在场的流氓无赖当然没有吃过兵粮,不过平时好勇斗狠时,在场的人手上有人命的,也不在少数。
此时看这几个老兵的脸色,众人心里都是明白,只要被刀架在脖子上的人再敢动弹一下,这刀就会用力一切,人头就会滚滚落地。
场中一时冷寂下来,被刀架在脖子上的几个泼皮满头满脸的汗,他们此时已经不敢硬顶,不过,出声求饶以后就混不下去,所以尽管脖子间血还在流,居然还是没有人出声求饶。
薛琣狞笑一声,把那个虾米一般弯腰弓在地上的泼皮一把拎了起来,双目与之对视着,半天过后,那泼皮脸上汗水淋漓,眼睛也转向了一边。

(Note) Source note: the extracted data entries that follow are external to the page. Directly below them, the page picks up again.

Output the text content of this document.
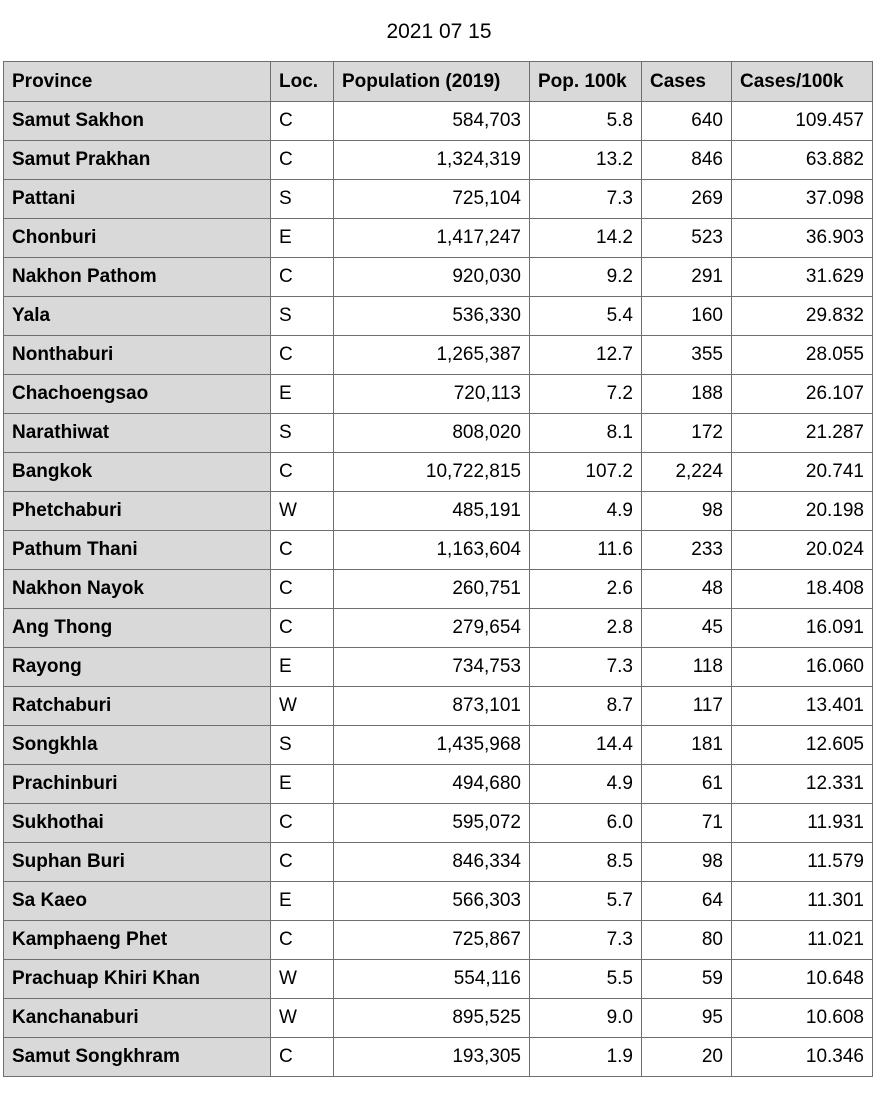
2021 07 15
Province	Loc.	Population (2019)	Pop. 100k	Cases	Cases/100k
Samut Sakhon	C	584,703	5.8	640	109.457
Samut Prakhan	C	1,324,319	13.2	846	63.882
Pattani	S	725,104	7.3	269	37.098
Chonburi	E	1,417,247	14.2	523	36.903
Nakhon Pathom	C	920,030	9.2	291	31.629
Yala	S	536,330	5.4	160	29.832
Nonthaburi	C	1,265,387	12.7	355	28.055
Chachoengsao	E	720,113	7.2	188	26.107
Narathiwat	S	808,020	8.1	172	21.287
Bangkok	C	10,722,815	107.2	2,224	20.741
Phetchaburi	W	485,191	4.9	98	20.198
Pathum Thani	C	1,163,604	11.6	233	20.024
Nakhon Nayok	C	260,751	2.6	48	18.408
Ang Thong	C	279,654	2.8	45	16.091
Rayong	E	734,753	7.3	118	16.060
Ratchaburi	W	873,101	8.7	117	13.401
Songkhla	S	1,435,968	14.4	181	12.605
Prachinburi	E	494,680	4.9	61	12.331
Sukhothai	C	595,072	6.0	71	11.931
Suphan Buri	C	846,334	8.5	98	11.579
Sa Kaeo	E	566,303	5.7	64	11.301
Kamphaeng Phet	C	725,867	7.3	80	11.021
Prachuap Khiri Khan	W	554,116	5.5	59	10.648
Kanchanaburi	W	895,525	9.0	95	10.608
Samut Songkhram	C	193,305	1.9	20	10.346
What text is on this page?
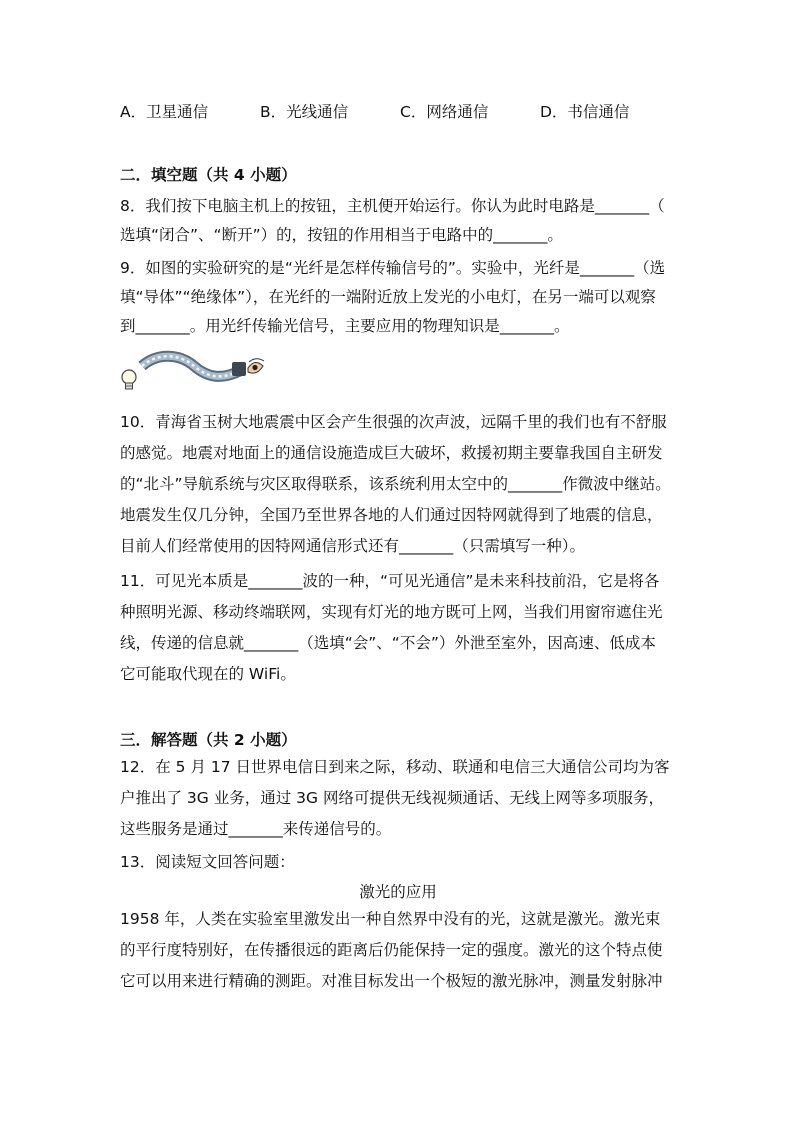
A．卫星通信	B．光线通信	C．网络通信	D．书信通信
二．填空题（共 4 小题）
8．我们按下电脑主机上的按钮，主机便开始运行。你认为此时电路是_______（
选填“闭合”、“断开”）的，按钮的作用相当于电路中的_______。
9．如图的实验研究的是“光纤是怎样传输信号的”。实验中，光纤是_______（选
填“导体”“绝缘体”），在光纤的一端附近放上发光的小电灯，在另一端可以观察
到_______。用光纤传输光信号，主要应用的物理知识是_______。
10．青海省玉树大地震震中区会产生很强的次声波，远隔千里的我们也有不舒服
的感觉。地震对地面上的通信设施造成巨大破坏，救援初期主要靠我国自主研发
的“北斗”导航系统与灾区取得联系，该系统利用太空中的_______作微波中继站。
地震发生仅几分钟，全国乃至世界各地的人们通过因特网就得到了地震的信息，
目前人们经常使用的因特网通信形式还有_______（只需填写一种）。
11．可见光本质是_______波的一种，“可见光通信”是未来科技前沿，它是将各
种照明光源、移动终端联网，实现有灯光的地方既可上网，当我们用窗帘遮住光
线，传递的信息就_______（选填“会”、“不会”）外泄至室外，因高速、低成本
它可能取代现在的 WiFi。
三．解答题（共 2 小题）
12．在 5 月 17 日世界电信日到来之际，移动、联通和电信三大通信公司均为客
户推出了 3G 业务，通过 3G 网络可提供无线视频通话、无线上网等多项服务，
这些服务是通过_______来传递信号的。
13．阅读短文回答问题：
激光的应用
1958 年，人类在实验室里激发出一种自然界中没有的光，这就是激光。激光束
的平行度特别好，在传播很远的距离后仍能保持一定的强度。激光的这个特点使
它可以用来进行精确的测距。对准目标发出一个极短的激光脉冲，测量发射脉冲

“不错。”薛琣把这汉子扔麻包一样的往地下一扔,“砰”一声后,薛琣拍拍手道:“打这小子,倒不是他说错话。”
他话锋一转,声音更加冷厉起来:“不过,剜心算什么?老子随着曾帅从扬州渡江那晚,抓住刘泽清或是刘良佐的兵,全部用刀拉破肚子,把肠子拉出来,牵着走。什么时候死了,才丢开手。”
这话说出来,不但在场的泼皮无赖们一个个脸色发白,就是那几个只训练过没上过战场的新兵也受不得,好多人只觉得胃里翻滚,很想一口就吐出来。
就在众人强撑的时候,薛琣又道:“为甚么这么对他们?这些畜生拿住了逃走的妇女,强*奸不说,一样开膛破肚,有带着小孩的,就把人家孩儿挑在枪尖,这样的人,咱们这么对他们,还算是轻的。”
“哇……”终于有人受不得,张口狂吐了起来。
薛琣看了一眼,见是一个本地无赖,放下心来。脸上却是全无表情,只是淡淡的道:“揍他,是教他晓得,一会子可能就是打仗。兵凶战危,不是开玩笑耍子,你不剥人的皮,人就剥你,你不剜人的心,别人就将你开膛。大伙,懂了没有?”
“是,大人,懂了!”
这一下,在场的所有人都明白了薛琣的用心,适才觉得薛琣蛮不讲理的,此时也是佩服的紧。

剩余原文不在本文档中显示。